Denying that the failure of the Group of Four trade ministers to reach agreement at Potsdam had caused tension between the two, Nath said it was not a question of only India, Brazil or the European Union agreeing. "You have to take on board a large number of countries."

Discussions would now take place at the ambassadorial level with officials trying to converge on the text, he said hoping the momentum will continue.

With no industrial tariffs, India can be flexible, but such flexibilities are contingent upon other things such as Non-Agricultural Market Access (NAMA), Nath said seeking effective cuts in trade distortions.

Distortions are caused by subsidies, Nath said offering to take 10 percent more cut than what the developed countries were willing to take. But US in the name of a little headroom wanted them to take double the cuts.

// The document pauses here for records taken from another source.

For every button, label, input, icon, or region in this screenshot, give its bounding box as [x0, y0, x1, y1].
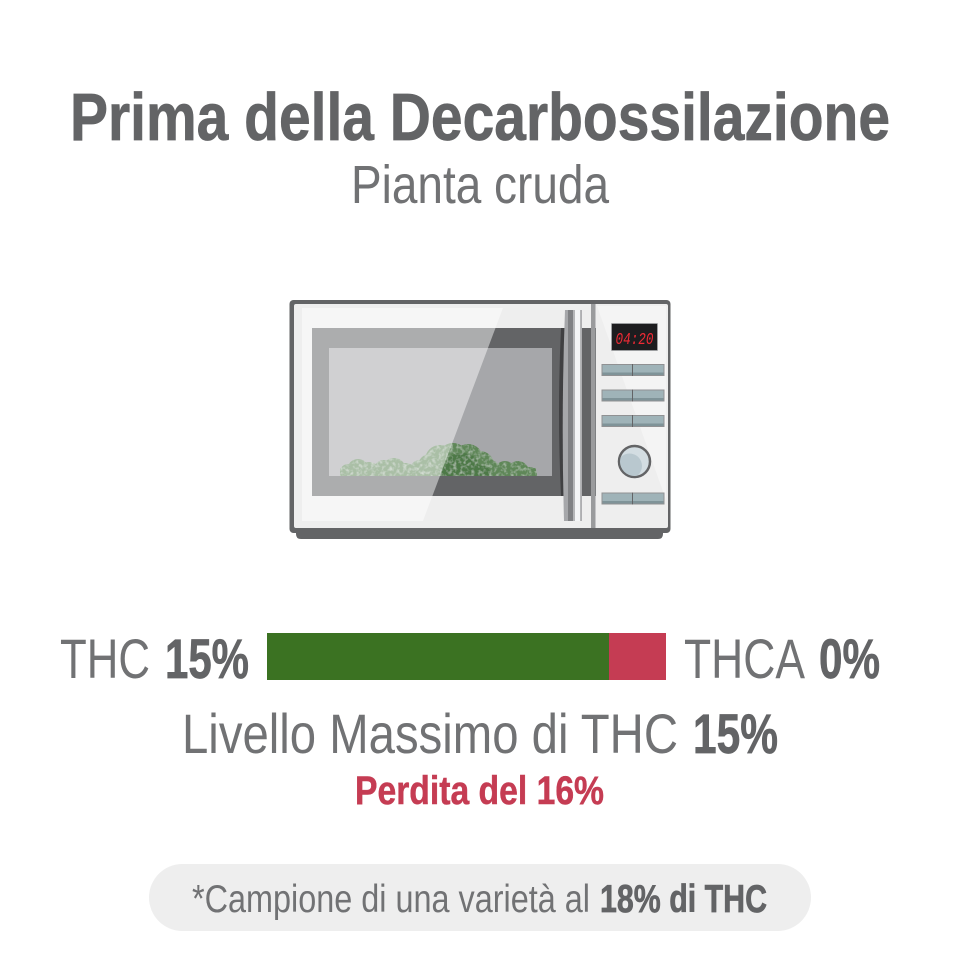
cannabis buds: [340, 443, 537, 476]
footnote pill: *Campione di una varietà al: [192, 878, 590, 921]
dial: [617, 446, 650, 478]
clock display: 04:20: [616, 331, 654, 350]
label: THC: 15%: [165, 627, 249, 690]
label: THCA: THCA: [684, 627, 806, 690]
footnote pill: [149, 864, 811, 931]
microwave body: [294, 304, 668, 528]
button row 4: [602, 492, 664, 504]
window glass: [329, 348, 552, 476]
door handle: [563, 310, 582, 521]
divider strip: [591, 304, 596, 528]
button row 3: [602, 415, 664, 427]
door handle shadow: [559, 328, 576, 496]
clock display: [612, 324, 658, 350]
stacked bar: [267, 633, 666, 680]
max THC level: 15%: [693, 702, 778, 765]
button row 1: [602, 364, 664, 376]
loss callout: Perdita del 16%: [355, 769, 604, 813]
glass reflection: [302, 308, 503, 521]
footnote pill: 18% di THC: [600, 878, 767, 921]
microwave foot: [296, 530, 663, 539]
label: THC: THC: [60, 627, 150, 690]
max THC level: Livello Massimo di THC: [182, 702, 678, 765]
subtitle: Pianta cruda: [351, 155, 610, 215]
label: THCA: 0%: [819, 627, 880, 690]
control panel reflection: [597, 306, 666, 500]
label: THC: [60, 627, 249, 690]
window frame: [312, 328, 596, 496]
icon: microwave: [290, 300, 670, 539]
button row 2: [602, 390, 664, 402]
microwave casing: [290, 300, 670, 533]
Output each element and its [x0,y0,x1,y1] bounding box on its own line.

India, he said, is seeking a more balanced, a more just and a more development-oriented outcome in the WTO; an outcome that does not perpetuate the structural flaws in global trade, but redresses them. The future of international trade lies not in tariff-reduction (which is going to happen in any case) but in meaningful reform of the rules, Nath said.

India is seeking a balanced package on services trade as well as one cannot afford to restrict to merchandise trade in today's globalised world. New Delhi has thus unilaterally taken steps beyond its Uruguay Round commitments to open its own services markets.

Asked about India-US civil nuclear deal, the minister said, "We would like to see it go through." Both sides were committed to it, Nath said recalling Rice's comments at the USIBC summit.